Young Lincoln

This monumental bronze shows Lincoln as a young man, perhaps in his late teens. He is seated on a tree stump, barefoot, looking up from the book he holds in his hands resting on his lap.
Photo ©: Jyoti Srivastava

Title

Young Lincoln

Date

1951, installed 1997


Artist

Charles Keck (1875-1951)

Location

Senn Park

Context

Although Chicago had several sculptures of Lincoln, a monumental thirteen-foot depiction of him as a young man barefoot and seated on a tree stump was donated to the City of Chicago by the estate of the New York City based sculptor Charles Keck. The decision was to locate it in the Civil War museum that was part of the Grand Army of the Republic rooms at the main Chicago Public Library – now the Chicago Cultural Center. Keck was well known as a sculptor of public monuments and architectural detailing, with works placed all over the country.

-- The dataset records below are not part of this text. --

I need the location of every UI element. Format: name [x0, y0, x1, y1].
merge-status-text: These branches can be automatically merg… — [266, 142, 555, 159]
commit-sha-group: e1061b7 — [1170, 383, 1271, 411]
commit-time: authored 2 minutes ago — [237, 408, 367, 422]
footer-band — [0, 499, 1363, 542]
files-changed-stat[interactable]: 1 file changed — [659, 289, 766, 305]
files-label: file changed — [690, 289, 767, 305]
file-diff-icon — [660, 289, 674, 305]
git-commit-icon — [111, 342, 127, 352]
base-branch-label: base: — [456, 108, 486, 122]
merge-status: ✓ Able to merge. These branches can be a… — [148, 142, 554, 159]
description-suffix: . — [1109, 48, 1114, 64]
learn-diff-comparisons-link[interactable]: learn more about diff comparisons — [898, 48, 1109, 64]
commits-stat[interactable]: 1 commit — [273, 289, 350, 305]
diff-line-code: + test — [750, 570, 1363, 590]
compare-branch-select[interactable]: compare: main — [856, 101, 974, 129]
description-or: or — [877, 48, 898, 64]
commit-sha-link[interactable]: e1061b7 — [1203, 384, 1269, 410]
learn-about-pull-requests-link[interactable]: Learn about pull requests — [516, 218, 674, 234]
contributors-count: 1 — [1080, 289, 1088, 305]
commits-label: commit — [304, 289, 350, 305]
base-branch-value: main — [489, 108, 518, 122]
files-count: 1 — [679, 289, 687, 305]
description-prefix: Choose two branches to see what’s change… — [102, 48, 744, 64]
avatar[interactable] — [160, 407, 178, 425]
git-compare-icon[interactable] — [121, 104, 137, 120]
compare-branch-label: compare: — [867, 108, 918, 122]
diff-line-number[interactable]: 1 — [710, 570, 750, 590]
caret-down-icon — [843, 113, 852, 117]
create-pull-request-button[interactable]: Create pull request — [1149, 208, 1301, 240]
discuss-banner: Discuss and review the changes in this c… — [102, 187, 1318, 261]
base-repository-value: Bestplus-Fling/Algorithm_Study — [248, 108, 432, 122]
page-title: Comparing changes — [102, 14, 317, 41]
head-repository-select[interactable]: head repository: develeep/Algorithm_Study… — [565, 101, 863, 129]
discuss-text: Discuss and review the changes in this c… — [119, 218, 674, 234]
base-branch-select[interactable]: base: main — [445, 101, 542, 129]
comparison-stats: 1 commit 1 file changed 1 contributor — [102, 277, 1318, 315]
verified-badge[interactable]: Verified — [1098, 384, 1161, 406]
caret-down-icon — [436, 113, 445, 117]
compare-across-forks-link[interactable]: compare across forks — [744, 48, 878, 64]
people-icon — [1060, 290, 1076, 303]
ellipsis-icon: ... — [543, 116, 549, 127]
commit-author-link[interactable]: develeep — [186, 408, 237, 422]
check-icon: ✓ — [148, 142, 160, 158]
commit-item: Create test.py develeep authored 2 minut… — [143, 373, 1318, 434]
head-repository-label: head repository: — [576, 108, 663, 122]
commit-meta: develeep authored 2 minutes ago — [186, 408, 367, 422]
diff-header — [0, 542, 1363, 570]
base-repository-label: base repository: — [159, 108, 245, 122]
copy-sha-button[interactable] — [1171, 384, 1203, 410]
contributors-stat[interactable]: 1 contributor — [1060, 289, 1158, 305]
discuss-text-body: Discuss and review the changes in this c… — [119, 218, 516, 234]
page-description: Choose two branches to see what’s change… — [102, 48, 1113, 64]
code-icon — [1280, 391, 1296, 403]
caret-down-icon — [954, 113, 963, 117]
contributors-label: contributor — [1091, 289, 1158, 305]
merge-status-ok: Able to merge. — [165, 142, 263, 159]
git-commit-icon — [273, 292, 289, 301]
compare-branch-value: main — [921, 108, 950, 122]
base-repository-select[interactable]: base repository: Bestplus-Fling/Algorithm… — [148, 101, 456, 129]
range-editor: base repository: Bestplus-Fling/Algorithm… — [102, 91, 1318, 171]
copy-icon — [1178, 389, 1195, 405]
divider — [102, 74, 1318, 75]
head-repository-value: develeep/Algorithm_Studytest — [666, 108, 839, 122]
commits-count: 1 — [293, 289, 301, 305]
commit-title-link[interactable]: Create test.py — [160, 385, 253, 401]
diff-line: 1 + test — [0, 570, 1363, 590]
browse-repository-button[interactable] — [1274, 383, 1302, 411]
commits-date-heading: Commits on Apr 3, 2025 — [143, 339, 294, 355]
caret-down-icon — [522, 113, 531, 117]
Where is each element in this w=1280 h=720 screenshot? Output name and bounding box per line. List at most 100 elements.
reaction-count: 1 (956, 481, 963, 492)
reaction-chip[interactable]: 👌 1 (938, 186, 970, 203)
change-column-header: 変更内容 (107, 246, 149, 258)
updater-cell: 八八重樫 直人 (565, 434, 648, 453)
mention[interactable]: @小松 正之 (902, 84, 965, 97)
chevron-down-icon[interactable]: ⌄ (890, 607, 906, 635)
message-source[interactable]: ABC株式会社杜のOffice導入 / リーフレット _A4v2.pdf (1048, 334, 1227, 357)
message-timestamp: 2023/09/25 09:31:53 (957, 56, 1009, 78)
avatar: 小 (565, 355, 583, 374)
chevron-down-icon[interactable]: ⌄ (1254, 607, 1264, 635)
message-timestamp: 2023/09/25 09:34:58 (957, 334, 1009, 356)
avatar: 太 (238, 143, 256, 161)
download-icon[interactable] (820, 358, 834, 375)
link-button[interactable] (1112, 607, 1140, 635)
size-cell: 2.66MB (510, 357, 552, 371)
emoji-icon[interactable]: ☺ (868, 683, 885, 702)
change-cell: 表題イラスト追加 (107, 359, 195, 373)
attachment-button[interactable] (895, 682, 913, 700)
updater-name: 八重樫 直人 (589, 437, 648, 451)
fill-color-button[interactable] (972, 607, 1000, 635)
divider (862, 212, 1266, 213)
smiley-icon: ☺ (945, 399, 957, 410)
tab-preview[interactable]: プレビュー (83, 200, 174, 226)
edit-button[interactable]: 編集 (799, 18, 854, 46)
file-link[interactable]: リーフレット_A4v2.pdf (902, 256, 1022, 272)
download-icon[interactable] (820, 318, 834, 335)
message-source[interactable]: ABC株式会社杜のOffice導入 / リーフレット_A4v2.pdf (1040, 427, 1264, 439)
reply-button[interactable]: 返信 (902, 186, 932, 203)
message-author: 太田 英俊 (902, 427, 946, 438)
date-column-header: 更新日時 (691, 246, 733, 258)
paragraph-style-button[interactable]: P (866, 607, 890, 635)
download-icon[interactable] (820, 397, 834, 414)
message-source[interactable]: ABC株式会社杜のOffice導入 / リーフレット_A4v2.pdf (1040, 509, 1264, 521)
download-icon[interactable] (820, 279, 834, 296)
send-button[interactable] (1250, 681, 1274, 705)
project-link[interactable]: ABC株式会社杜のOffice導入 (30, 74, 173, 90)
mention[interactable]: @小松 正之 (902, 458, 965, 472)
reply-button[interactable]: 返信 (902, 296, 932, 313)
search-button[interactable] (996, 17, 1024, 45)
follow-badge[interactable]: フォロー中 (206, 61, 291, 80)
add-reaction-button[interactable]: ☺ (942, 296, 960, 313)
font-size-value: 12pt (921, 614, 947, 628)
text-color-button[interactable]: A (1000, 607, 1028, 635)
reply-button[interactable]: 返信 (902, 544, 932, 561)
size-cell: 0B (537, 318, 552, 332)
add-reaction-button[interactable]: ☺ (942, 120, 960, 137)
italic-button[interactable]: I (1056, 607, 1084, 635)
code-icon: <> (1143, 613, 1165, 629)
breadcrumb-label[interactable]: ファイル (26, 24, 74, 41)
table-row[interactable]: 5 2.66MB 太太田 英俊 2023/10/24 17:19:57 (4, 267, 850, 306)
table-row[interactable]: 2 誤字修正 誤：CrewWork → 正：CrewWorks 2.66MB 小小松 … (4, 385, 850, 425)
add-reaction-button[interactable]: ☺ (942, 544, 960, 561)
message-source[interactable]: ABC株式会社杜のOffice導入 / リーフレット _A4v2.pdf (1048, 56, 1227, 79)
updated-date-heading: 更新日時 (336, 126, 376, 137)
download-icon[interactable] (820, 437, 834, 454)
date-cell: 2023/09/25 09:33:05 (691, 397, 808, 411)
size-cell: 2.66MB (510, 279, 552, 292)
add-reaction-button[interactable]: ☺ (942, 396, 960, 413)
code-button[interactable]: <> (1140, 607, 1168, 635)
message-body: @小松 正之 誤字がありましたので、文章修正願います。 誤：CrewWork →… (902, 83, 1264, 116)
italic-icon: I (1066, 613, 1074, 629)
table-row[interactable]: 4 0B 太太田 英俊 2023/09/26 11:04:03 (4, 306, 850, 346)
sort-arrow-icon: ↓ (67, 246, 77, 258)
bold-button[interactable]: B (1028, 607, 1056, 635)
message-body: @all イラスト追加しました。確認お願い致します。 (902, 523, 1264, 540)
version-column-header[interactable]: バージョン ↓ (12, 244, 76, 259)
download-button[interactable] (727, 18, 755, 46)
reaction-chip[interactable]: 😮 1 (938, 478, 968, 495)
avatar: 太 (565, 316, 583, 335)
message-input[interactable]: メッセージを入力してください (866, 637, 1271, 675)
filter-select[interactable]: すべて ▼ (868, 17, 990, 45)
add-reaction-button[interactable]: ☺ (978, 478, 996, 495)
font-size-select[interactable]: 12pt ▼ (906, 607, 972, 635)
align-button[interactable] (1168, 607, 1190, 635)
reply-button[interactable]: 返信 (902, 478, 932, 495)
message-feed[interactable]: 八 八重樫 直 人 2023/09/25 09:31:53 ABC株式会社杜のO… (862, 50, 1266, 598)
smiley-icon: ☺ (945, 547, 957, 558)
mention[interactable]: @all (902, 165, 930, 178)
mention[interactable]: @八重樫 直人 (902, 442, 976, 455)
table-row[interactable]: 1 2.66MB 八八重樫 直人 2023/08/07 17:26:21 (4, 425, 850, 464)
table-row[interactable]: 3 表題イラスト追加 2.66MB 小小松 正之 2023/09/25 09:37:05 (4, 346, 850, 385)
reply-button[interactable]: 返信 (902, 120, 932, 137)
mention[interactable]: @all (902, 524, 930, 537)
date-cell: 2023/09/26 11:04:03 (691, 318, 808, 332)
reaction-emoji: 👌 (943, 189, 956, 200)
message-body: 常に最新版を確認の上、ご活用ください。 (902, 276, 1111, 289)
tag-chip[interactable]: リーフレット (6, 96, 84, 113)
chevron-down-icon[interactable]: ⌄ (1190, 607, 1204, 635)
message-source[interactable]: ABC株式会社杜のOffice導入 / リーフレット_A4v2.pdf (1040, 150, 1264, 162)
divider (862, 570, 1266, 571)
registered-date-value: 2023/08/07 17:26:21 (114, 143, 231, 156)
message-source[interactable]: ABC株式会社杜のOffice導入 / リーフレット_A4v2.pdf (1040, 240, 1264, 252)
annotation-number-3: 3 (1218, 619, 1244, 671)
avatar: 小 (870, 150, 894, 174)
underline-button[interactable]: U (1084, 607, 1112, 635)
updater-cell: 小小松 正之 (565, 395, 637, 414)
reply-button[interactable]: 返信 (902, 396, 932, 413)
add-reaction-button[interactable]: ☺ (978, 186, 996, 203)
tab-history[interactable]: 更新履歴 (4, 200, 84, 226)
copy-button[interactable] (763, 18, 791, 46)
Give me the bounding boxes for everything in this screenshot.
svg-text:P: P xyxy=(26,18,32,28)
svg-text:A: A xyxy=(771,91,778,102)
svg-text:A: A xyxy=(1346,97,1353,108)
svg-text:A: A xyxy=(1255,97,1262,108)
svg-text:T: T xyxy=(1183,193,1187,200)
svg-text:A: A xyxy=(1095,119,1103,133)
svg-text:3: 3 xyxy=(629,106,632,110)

Much of his expertise in creating large-scale public art was gained during the five years he spent as an assistant to Augustus Saint-Gaudens. Highly prolific in public sculpture, his works ranged from an iconic monument to Booker T. Washington at Tuskegee, to a similarly defining rendering of political boss Huey Long in Baton Rouge. When the Chicago Public Library and the Grand Army of the Republic museum collection was relocated to the Harold Washington Library in 1992, a new home was sought for the sculpture. Being bronze and weighing over three thousand pounds it was best suited for outdoor display. A new home was found in a newly-created park in the Edgewater community behind Senn High School. It was long part of neighborhood lore that Lincoln once gave a speech at a stagecoach post-house near the site, but subsequent research has made this story seem unlikely.